CDW has repeated a survey done last November to track Windows Vista adoption. You can download the report for the cost of your e-mail address. Some key findings:
The top percieved benifits are:
- Improved Security (78%)
- Improved Performance (56%)
It’s pretty interesting to me that people think Vista will run faster than their current OS considering the increased hardware requirements for Vista. I also notice that people don’t seem to think that Vista will be great at supporting open standards (or don’t care if it will).
Key concerns:
- Expect bugs in first release (52%)
- Current OS meets today’s needs (40%)
- Benefits of Vista not clear enough (38%)
- Hardware requirements are too excessive (37%)
It’s also interesting that a top concern isn’t hardware and application compatibility. Also, price didn’t come up as a top reason for avoiding Vista.
Compare that with the perceptions of open source, which Richard recently commented on.
Benefits ranked as important:
- Supporting open standards (78%)
- Use without restrictions (76%)
- Avoid vendor lock-in (79%)
- Free (62%)
It interesting that security and performance didn’t come up as a key benefit of open source. It also seems that “free” as in “freedom” really is more important than “free” as in “cost”. Now let’s look at the open source concerns:
- Availability of service and support (74%)

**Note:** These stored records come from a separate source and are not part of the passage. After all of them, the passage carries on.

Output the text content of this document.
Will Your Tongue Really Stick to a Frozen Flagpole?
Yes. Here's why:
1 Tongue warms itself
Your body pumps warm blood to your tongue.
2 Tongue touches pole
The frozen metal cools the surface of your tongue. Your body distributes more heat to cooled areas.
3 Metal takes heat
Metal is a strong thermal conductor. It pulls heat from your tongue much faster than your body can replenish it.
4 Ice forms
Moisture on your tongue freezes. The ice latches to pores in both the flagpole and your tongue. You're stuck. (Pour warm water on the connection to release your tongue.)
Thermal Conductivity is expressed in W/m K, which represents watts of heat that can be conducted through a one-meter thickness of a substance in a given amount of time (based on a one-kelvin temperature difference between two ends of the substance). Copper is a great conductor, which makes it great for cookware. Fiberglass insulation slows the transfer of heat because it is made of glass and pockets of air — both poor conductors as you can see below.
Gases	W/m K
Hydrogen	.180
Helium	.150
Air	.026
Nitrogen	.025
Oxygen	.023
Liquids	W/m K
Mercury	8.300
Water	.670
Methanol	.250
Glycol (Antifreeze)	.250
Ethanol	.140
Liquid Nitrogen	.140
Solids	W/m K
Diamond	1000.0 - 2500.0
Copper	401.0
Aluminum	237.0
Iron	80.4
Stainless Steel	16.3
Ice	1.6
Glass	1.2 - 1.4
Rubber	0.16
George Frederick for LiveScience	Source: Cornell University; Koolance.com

- Security of software (57%)
- Lack of internal skills in development or operations (54%)
- Product immaturity (52%)
To summarize, and informal roundup of the consensus is that Vista is secure and fast, but buggy and a hardware hog. It’s also seems that people running XP feel it’s good enough and that Vista doesn’t offer anything that makes it a must have. This is a typical impression of closed source software. Often the main competitor for a new version is the previous version. New versions are suspect until the first major patches have been released, and new versions are typically seen as bloated.
For open source, it will do things in an industry standard way, and you’ll have freedom to use and distribute as you see fit, but people are concerned about support, security, and maturity.
In neither model were backward compatibility or software cost seen as the main issues.